Revista Mía

“Mi hermanito es especial”

Crecer junto a un hermano que padece una deficiencia sensorial, física o psíquica puede ser una experiencia muy enriquecedora pues, generalmente, se adquiere una gran dosis de comprensión y tolerancia.

Crecer junto a un hermano que padece una discapacidad sensorial, física o psíquica puede ser una experiencia muy enriquecedora pues, generalmente, se adquiere una gran dosis de comprensión y tolerancia.
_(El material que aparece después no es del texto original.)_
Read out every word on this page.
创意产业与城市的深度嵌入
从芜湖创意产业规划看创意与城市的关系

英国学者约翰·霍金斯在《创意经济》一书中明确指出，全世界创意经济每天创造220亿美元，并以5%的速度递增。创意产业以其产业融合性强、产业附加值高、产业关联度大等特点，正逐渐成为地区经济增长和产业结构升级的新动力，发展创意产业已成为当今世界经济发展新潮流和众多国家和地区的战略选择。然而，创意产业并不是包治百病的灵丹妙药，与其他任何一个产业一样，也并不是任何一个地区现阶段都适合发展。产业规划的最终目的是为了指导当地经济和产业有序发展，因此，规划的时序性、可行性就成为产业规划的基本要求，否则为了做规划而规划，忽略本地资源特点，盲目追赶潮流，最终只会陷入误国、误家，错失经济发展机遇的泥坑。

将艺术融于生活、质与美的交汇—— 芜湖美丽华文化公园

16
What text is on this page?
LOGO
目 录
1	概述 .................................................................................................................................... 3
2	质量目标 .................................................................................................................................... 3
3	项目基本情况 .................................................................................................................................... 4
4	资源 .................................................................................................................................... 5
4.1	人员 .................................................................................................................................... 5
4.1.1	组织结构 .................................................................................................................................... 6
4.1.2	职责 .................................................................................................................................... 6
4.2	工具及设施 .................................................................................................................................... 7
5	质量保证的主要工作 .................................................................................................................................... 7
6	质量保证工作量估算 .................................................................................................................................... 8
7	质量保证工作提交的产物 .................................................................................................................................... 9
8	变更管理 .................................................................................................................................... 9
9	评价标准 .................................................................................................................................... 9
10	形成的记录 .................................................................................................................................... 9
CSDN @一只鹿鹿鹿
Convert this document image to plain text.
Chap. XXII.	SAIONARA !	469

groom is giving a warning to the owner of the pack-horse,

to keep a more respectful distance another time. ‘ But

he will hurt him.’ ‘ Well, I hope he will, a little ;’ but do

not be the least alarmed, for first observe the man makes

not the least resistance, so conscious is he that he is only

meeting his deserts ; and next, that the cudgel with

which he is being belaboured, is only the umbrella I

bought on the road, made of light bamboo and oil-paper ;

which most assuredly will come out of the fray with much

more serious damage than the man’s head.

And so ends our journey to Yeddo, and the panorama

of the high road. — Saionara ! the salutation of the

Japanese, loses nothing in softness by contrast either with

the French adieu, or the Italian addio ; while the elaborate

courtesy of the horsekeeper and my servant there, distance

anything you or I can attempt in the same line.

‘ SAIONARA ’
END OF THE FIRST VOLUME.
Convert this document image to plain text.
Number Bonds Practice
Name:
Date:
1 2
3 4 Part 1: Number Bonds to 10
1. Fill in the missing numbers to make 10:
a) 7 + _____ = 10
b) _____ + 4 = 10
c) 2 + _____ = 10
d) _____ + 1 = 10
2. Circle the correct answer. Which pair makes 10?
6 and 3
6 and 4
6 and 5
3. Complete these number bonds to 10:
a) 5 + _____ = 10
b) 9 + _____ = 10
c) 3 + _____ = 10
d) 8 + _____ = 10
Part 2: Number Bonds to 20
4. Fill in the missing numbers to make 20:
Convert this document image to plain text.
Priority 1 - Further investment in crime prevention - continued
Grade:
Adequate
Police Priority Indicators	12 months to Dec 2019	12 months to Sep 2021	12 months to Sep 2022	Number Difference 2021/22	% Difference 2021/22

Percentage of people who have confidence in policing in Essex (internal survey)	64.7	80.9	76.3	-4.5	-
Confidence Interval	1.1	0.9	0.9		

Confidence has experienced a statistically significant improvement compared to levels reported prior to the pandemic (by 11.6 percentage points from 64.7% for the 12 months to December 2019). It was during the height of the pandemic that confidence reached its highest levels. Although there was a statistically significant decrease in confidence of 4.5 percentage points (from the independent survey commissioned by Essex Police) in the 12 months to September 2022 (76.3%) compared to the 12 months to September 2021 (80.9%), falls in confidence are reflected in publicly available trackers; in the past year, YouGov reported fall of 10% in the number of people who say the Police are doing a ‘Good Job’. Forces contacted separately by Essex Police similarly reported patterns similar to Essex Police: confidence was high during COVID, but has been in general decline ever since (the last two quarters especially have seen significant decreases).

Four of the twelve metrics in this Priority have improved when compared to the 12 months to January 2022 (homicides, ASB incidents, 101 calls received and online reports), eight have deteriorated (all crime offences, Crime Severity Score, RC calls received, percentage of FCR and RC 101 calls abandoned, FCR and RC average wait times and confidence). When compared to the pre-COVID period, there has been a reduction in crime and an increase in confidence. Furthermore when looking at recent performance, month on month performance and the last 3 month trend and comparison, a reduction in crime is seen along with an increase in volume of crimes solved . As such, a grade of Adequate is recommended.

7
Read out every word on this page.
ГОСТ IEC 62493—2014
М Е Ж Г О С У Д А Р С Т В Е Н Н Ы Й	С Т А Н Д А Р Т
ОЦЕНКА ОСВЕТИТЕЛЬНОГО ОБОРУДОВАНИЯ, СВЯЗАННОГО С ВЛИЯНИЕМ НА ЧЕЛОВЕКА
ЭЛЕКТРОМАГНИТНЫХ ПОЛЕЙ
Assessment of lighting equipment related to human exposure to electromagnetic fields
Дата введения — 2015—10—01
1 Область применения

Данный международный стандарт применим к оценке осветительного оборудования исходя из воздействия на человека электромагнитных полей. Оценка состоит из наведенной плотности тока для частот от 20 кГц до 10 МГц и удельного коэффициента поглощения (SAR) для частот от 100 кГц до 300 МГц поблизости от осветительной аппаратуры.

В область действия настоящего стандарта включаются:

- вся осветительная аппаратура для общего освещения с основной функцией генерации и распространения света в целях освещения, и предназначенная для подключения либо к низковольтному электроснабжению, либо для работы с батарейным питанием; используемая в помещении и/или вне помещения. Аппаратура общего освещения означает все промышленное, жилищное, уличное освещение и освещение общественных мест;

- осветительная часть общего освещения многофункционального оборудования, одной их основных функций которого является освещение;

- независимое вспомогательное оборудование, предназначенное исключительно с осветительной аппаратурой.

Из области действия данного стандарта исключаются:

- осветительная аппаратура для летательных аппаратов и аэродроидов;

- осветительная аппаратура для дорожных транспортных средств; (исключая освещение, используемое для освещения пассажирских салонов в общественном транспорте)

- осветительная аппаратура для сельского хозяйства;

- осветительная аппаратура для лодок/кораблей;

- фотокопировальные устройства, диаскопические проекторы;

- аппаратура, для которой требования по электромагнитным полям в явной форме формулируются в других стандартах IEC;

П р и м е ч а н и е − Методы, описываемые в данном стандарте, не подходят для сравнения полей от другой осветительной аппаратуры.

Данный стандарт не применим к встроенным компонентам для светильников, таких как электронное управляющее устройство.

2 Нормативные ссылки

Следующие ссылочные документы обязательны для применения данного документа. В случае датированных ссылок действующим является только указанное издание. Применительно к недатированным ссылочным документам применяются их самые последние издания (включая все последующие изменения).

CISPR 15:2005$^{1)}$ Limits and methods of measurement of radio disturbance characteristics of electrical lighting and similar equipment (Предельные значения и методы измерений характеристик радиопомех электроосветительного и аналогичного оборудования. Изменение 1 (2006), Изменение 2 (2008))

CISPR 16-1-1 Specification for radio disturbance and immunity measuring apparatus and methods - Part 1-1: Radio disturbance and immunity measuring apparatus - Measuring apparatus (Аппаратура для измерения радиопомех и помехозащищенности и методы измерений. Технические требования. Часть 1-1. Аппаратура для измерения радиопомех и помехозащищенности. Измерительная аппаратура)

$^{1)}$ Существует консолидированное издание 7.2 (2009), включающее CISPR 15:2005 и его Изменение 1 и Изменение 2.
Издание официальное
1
Cuando llega un bebé con discapacidad

Si en todas las familias el nacimiento de un nuevo miembro supone siempre una tensión en la organización familiar y afecta a toda la descendencia, aún se complica un poco más cuando el bebé tiene una discapacidad física, sensorial o psíquica.
Dependerá de las edades y de la madurez de cada hermano, pero, en general, éstos deben habituarse a la nueva circunstancia e, incluso al principio, es posible que tengan que vivir en un ambiente cargado de ansiedad y tristeza.
Esta situación influye en el carácter posterior de los hijos, asegura la psicóloga de familia Lourdes García: “Suelen ser niños que adquieren una mayor capacidad para la tolerancia, que aceptan mejor las diferencias, que habitualmente muestran una gran sensibilidad para entender a la gente y un mayor grado de empatía”.
La llegada de un bebé con una discapacidad afecta directamente a la dedicación de cada hijo. Así, los padres suelen estar tan volcados en ayudar al niño con la deficiencia, que no prestan tanta atención a las necesidades del resto de sus hijos. “Es lógico que al principio alguno de ellos se sienta rechazado o celoso, lo que puede provocar cierto resentimiento hacia el hermano que acapara todo el cuidado –comenta la psicóloga–.
En algunos casos el niño, incluso, puede portarse de manera intransigente para reclamar la vigilancia y mimo de los padres, fundamentalmente para que se den cuenta de que él también existe”. Por eso es importante que los padres dediquen cada día algún tiempo extra al que se siente menos atendido. Es una manera de que el pequeño comprenda que, al igual que con su hermano, los padres también están ahí para él solo.